Le mot « gratuit » attire la curiosité et le regard de nombreuses personnes en quête de bons plans et d’économies. D’ailleurs, le marketing a bien compris cette faille et utilise régulièrement ce stratagème en guise d’appât, mettant en avant la gratuité d’un service ou d’un produit pour séduire de nouveaux clients ou consommateurs. La gratuité a pris une nouvelle dimension avec l’avènement d’Internet. Pendant de nombreuses années, la toile a littéralement contribué à semer le trouble sur la notion d’accessibilité et de gratuité et a perturbé l’économie de nombreux secteurs, notamment artistiques. Le vent de liberté digital a notamment démocratisé l’accès à la culture et aux contenus en outrepassant le respect du travail des artistes et des créateurs de contenus qui se sont vus dépossédés de leurs droits d’auteurs et de leur rémunération. Le concept de la gratuité s’est également imposé dans de nombreux services digitaux, tels que l'utilisation d’une boite mail, d’un réseau social, d’une intelligence artificielle ou d’un site de rencontres… Profiter d’un service gratuit peut nous sembler normal et/ou plaisant, mais est-ce que cette gratuité est fondamentalement réelle, généreuse, éthique et réaliste ?

L'illusion du « gratuit » trouble la perception

La gratuité incarnerait l’une des nombreuses facettes d’un monde idéalisé. Imaginons-nous un instant prendre du pain chez un boulanger, des fruits et des légumes chez un maraîcher sans contrepartie financière. De même, loger dans un appartement ou une maison sans rembourser un prêt immobilier, et profiter de la chaleur du chauffage sans penser au montant de la facture. À première vue, cette vision peut sembler agréable, mais elle implique un autre aspect qui pourrait remettre en question ce modèle de société. Cette gratuité omniprésente induirait l’absence d’échanges monétaires et donc de salaires, en somme, nous pourrions profiter de la gratuité de tous les biens et les services dans l’hypothèse où notre salaire ne serait pas gratifié d’une rémunération. Le boulanger fournirait alors du pain aux habitants de son quartier en échange de remerciements. Il remercierait à son tour son fournisseur de matières premières, etc. Cette scène peut sembler incongrue et pourtant, la gratuité semble exister dans certaines sphères de la société. En France, l’accès à l’école, aux hôpitaux… demeure « gratuit ». Sur Internet, on peut s’envoyer des mails, des fichiers et des vidéos « gratuitement ». Dans notre modèle de société, on ne peut pas se contenter de remercier ces personnes qui travaillent pour fournir des biens et des services, même s’il s’agit de domaines indispensables, comme l’apprentissage, le soin et la communication. Donc qui les paye ? En réalité, derrière l’apparence de gratuité, les écoles et les hôpitaux reposent sur l’argent collecté par les impôts, donc nous payons chaque mois ces services de manière invisible mais pourtant bien réelle. Quant aux services de boite mail et aux réseaux sociaux, comment peuvent-ils exister sans contribution financière de notre part ? En réalité, ils fonctionnent grâce à notre contribution financière invisible, mais là aussi pourtant bien réelle. Ces services fonctionnent grâce à la publicité, donc in fine grâce aux produits que nous consommons.

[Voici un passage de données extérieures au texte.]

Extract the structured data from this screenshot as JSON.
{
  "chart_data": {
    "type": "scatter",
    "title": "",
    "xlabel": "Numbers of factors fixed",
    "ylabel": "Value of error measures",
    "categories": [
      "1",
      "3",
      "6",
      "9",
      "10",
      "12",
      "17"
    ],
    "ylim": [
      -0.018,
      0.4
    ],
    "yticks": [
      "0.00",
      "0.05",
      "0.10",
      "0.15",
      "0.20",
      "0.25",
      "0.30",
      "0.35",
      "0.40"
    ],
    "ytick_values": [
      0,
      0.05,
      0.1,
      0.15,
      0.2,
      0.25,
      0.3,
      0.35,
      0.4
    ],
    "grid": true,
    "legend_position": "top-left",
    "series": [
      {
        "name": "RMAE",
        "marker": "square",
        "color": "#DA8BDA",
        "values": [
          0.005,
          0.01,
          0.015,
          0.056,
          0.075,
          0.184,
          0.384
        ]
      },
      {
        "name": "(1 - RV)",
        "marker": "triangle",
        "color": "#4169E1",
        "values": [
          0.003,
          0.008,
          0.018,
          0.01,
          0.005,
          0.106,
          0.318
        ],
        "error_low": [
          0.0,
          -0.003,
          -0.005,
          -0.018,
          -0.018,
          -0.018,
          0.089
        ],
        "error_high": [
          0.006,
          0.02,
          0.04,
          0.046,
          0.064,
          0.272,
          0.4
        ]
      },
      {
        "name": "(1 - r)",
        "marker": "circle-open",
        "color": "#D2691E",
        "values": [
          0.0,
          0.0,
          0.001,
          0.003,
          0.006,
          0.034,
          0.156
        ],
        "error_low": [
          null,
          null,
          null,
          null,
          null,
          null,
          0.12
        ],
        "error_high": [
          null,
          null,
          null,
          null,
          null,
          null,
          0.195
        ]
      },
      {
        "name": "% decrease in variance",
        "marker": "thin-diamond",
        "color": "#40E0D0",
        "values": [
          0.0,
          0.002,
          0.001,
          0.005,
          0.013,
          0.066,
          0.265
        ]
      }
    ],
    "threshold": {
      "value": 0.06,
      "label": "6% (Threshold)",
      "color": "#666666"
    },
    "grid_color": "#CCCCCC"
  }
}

La gratuité a-t-elle un prix ?

Le plaisir de profiter d’un bien ou d’un service de manière gratuite peut nous faire oublier les aspects éthiques que cela implique. Si quelqu’un me donne quelque chose, je ne vois pas forcément qu’il se prive de la valeur de l’objet qu’il m’offre. Si je déambule gratuitement dans un lieu culturel, je n’imagine pas forcément l’entretien, la logistique et le financement que cela implique. Si je profite gratuitement de quelque chose qui nécessite le travail d’une personne, je fais abstraction du fait qu’il travaille gratuitement pour moi. Si je profite gratuitement d’un service qui nécessite des coûts de fonctionnement, je ne m’interroge pas sur l’identité de la personne qui va payer à ma place, notamment pour la remercier. Par ailleurs, la gratuité retire fréquemment de la valeur à un bien, un objet, ou à un service. En effet, plus quelque chose coûte cher, plus cela augmente son caractère précieux et inaccessible. A contrario, ce qui ne coûte rien peut donner l’impression de manquer d’importance et d’estime. Même si cela ne nous semble pas évident ou conscient, tout ce dont nous profitons, à l’exception des fleurs et des fruits qui poussent sans intervention humaine, implique l’intervention d’au moins une personne qui a donné de son temps, de son énergie, de son argent… pour nous. La gratuité implique donc toujours un coût qui peut nous sembler invisible mais qui pèse sur une ou plusieurs personnes. Ce mécanisme ne repose pas forcément sur une forme de générosité ou de bienveillance de la part des personnes qui mettent à disposition des biens ou des services. Cela peut donc nous amener à réfléchir aux intentions des plateformes numériques qui affichent la gratuité comme appât tout en partageant les données personnelles à des publicitaires de manière assez opaque. Le fait de profiter gratuitement de biens ou de services peut nous empêcher de nous interroger sur les systèmes que nous utilisons, comme si notre silence était en quelque sorte « acheté ».  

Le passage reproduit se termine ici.